# Enterprise Deep Learning with TensorFlow: openSAP

## SAP Innovation Center Network

Licensed under the Apache License, Version 2.0 (the "License");
you may not use this file except in compliance with the License.
You may obtain a copy of the License at

    http://www.apache.org/licenses/LICENSE-2.0

Unless required by applicable law or agreed to in writing, software
distributed under the License is distributed on an "AS IS" BASIS,
WITHOUT WARRANTIES OR CONDITIONS OF ANY KIND, either express or implied.
See the License for the specific language governing permissions and
limitations under the License.

## Overview

This notebook makes use of Tensorflow's new Estimator API and the new Dataset API.
Both APIs are widely used within Google. They simplify and standardize model building.

The Estimator API.

tf.estimator.Estimator:  
An 'estimator' takes as input some 'model' function along with some custom parameters.  
It wraps the training loop, evaluation loop & prediction stage.  
  
  def model_fn(features, labels, mode, params):  
     ...
     setup network graph for training, evaluation, and prediction mode  
     define loss & training operator  
     define what the network outputs / predicts  
     define accuracy measures  
  
     return tf.estimator.EstimatorSpec(loss, mode, predictions, train_op, eval_metric_ops, training_hooks)  

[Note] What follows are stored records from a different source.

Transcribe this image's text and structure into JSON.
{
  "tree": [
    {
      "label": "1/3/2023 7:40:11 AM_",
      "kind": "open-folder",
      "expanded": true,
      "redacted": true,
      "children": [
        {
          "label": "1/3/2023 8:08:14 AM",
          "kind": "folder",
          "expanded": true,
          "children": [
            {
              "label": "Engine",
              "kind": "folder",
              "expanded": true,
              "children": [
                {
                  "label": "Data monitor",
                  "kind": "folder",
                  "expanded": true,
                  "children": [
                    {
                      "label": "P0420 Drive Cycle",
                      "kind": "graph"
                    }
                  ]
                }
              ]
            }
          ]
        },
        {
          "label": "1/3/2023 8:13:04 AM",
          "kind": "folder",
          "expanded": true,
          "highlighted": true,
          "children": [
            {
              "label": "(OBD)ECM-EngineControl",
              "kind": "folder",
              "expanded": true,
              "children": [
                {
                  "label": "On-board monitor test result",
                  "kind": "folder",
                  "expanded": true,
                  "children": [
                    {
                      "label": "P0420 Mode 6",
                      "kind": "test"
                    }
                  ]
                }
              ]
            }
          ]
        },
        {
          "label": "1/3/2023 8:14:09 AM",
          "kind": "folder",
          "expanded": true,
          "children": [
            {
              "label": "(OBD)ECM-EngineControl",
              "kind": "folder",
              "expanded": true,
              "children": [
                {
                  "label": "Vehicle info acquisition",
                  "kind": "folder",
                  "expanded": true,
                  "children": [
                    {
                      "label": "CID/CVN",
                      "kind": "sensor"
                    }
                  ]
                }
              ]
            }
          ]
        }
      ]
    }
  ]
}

  estimator = tf.estimator.Estimator(model_fn, params, config)
  
  def train_input_fn():  
      return features, labels   # tensors  
  
  estimator.train(train_input_fn)  
  
  
  def validation_input_fn():  
      return features, labels   # tensors  
  
  estimator.evaluate(validation_input_fn)  
  
  result = estimator.predict(predict_input_fn)  
  
  for output in result:  
  
      do_something_with(output)

## Loading the necessary modules

In [1]:
import tensorflow as tf
import tensorflow.contrib.slim as slim
import numpy as np
import matplotlib.pyplot as plt
%matplotlib notebook

## Setting up our environment

In [2]:
# Our output/log directory
LOG_DIR = './rnn_output'
# The number of steps in each training sequence
# (i.e. our sequence length)
TIMESTEPS = 5
# The number of hidden units in the RNN layer
RNN_NUM_UNITS = 10
# The number of hidden units in the two additional fully connected layers
DENSE_LAYERS = [10, 10]
# The number of training iterations
TRAINING_STEPS = 10000
# The number of training features we are going to train in parallel
# (to speed things up)
BATCH_SIZE = 100
# How often do we want to do screen / file log output
PRINT_STEPS = TRAINING_STEPS / 1000
# Our learning rate
# If too large, training can become unstable.
# If too small, training might converge too slowly or not to an optimium.
LEARNING_RATE = 1e-3

# The RunConfig object that is used by our Estimator (see below).
# Among other things, this is useful for setting the output / logging directory
# as well as the output frequency.
run_config = tf.estimator.RunConfig()
run_config = run_config.replace(model_dir=LOG_DIR, save_summary_steps=PRINT_STEPS)

## Creating our data set

In [3]:
# The raw data: This is simply a sine function, i.e. one long sequence
# of scalar values.
xx = np.linspace(0, 100, 10000)
raw_data = np.sin(xx)

# Let's split this into train/validation data
# We take the first 80% of elements in the sequence
# as training elements, and the remaining as validation elements.
N = int(raw_data.shape[0] * 0.8)
train_data = raw_data[:N]
valid_data = raw_data[N:]

# During training, we don't actually work on the entire sequence at once.
# In most cases this would be computationally prohibitive.
# Rather, we split up the sequence into many small sub-sequences.
# One single input feature becomes a subsequence of N elements.
# Based on that input sequence, the network shall learn to predict the next
# element following that sequence.
# The associated training label to any input sequence
# therefore is the next value coming right after the last element in the input sequence.
# This routine returns exactly that!
# From large raw sequence [0,1,2,3,4,5,6,7,8,9], we get a list of subsequences with associated
# label.
#  E.g.  --->
#  list of input features: [[0,1,2], [1,2,3], [2,3,4], ..., [6,7,8]]
#  list of associated labels: [3, 4, 5, ..., 9]
def make_rnn_data(data):

    # 'data' is one large 1D numpy array.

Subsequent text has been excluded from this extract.